Quand l'Argovie a meublé la Suisse
Des fauteuils à bascule aux tables de télévision : un nouveau livre retrace comment un canton a façonné la vie quotidienne

IKEA aime se présenter comme la loi naturelle du meuble moderne : bon marché, mondial, inévitable. Pourtant, le premier magasin en dehors de la Scandinavie a ouvert non pas dans une capitale du design, mais en Argovie en 1973. Ce n'était pas un hasard. Au XXe siècle, le canton était, comme le montre l'historien Dieter Pfister dans un nouveau livre, le canton du meuble par excellence. La blague, s'il y en a une, est que la vie domestique suisse a été jadis façonnée moins par les kits scandinaves que par un réseau dense d'ateliers et d'usines locaux.

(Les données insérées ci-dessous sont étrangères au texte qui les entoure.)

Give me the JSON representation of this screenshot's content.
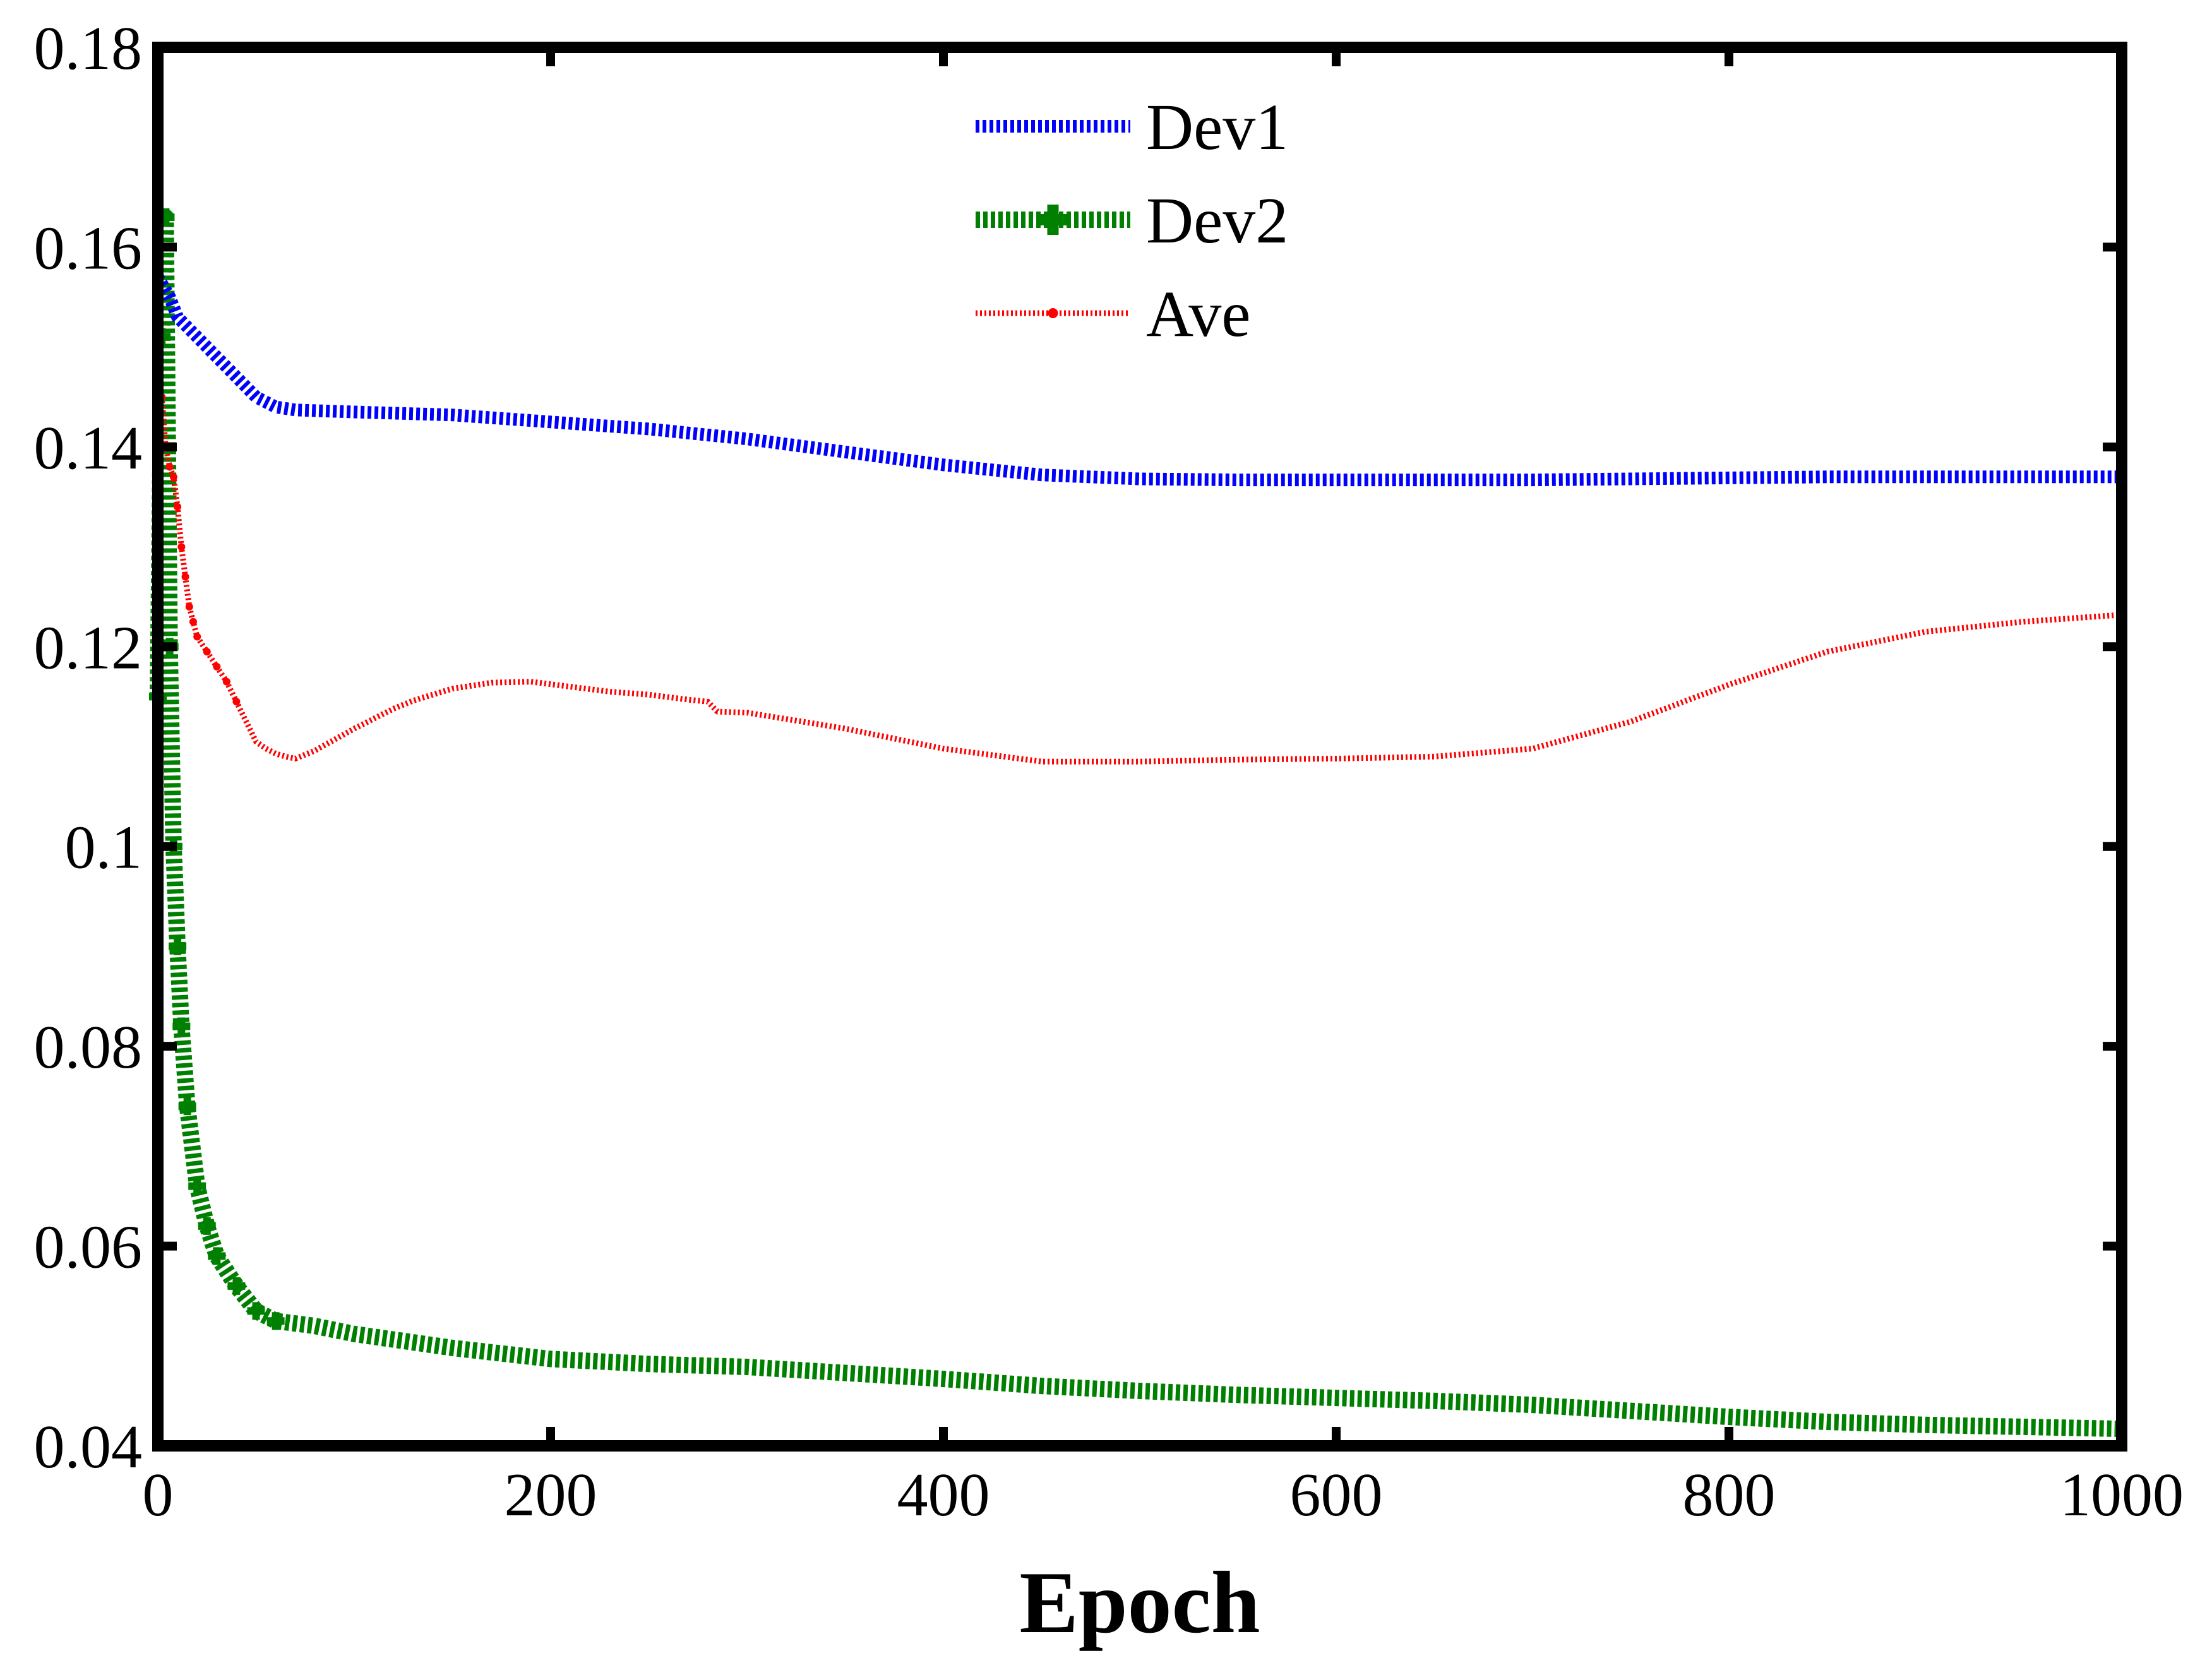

L'étude de Pfister, commanditée par le Museum Aargau, s'appuie sur des fonds d'archives conservés au centre de collection du musée à Egliswil. Elle dresse le portrait d'un endroit où le meuble n'était pas une activité annexe de luxe, mais un secteur industriel sérieux. Des centaines d'entreprises argoviennes ont produit des meubles au cours du siècle dernier, parmi lesquelles des noms tels que Stoll Giroflex, Wisa Gloria et de Sede, aux côtés de nombreuses petites entreprises qui ont depuis disparu sans grand cérémonial. Cela aussi fait partie de l'histoire : la mémoire industrielle est souvent plus ordonnée que la réalité industrielle.
Ce que ces entreprises fabriquaient n'était pas le genre de meubles qui attiraient l'attention. Pfister décrit les pièces comme étant de haute qualité, mais délibérément discrètes. Elles étaient conçues pour un usage quotidien, pour les appartements et les bureaux, pour les personnes qui voulaient que les choses durent plutôt que d'impressionner les voisins. Dans ce sens, le mobilier reflétait le canton lui-même : pratique, réservé, un peu sobre. Il y a pire réputation à avoir dans un pays qui confond souvent le bruit avec la pertinence.
Le bois jouait un rôle central, ce qui n'était guère surprenant étant donné que les entreprises de transformation du bois s'étaient installées dans la basse vallée de l'Aar en Argovie depuis le XVIIIe siècle. Le résultat était une culture de production ancrée dans l'artisanat, mais adaptée à la classe moyenne. Selon Pfister, les principaux clients étaient des ménages bourgeois bien situés. Les jeunes couples mariés achetaient souvent tout leur ameublement en une seule fois, en guise de dot, s'attendant à ce que ces pièces durent toute une vie.
Ce modèle a disparu, ainsi que la plupart des petites entreprises de meubles argoviennes. Il reste des centaines d'objets d'archives à Egliswil et un livre destiné à faire plus que préserver la nostalgie. Le directeur du Museum Aargau, Marco Sigg, a noté que l'institution avait commandé cette large vue d'ensemble parce que les recherches précédentes étaient entièrement fragmentaires. Fournir une base pour encourager davantage de travail est tout à fait sensé, car l'histoire a tendance à être négligée jusqu'à ce que quelqu'un remarque qu'un monde industriel entier a tranquillement disparu.
La leçon plus large n'est pas seulement locale. Les fabricants de meubles argoviens ont contribué à définir une culture de vie suisse qui valorisait la durabilité, la fonction et un certain refus de faire étalage. Aujourd'hui, entouré d'intérieurs jetables et d'empires commerciaux mondiaux, cela peut sembler désuet. Pourtant, cela illustre parfaitement que les industries sérieuses sont souvent construites par des personnes qui n'ont jamais eu besoin de se faire remarquer.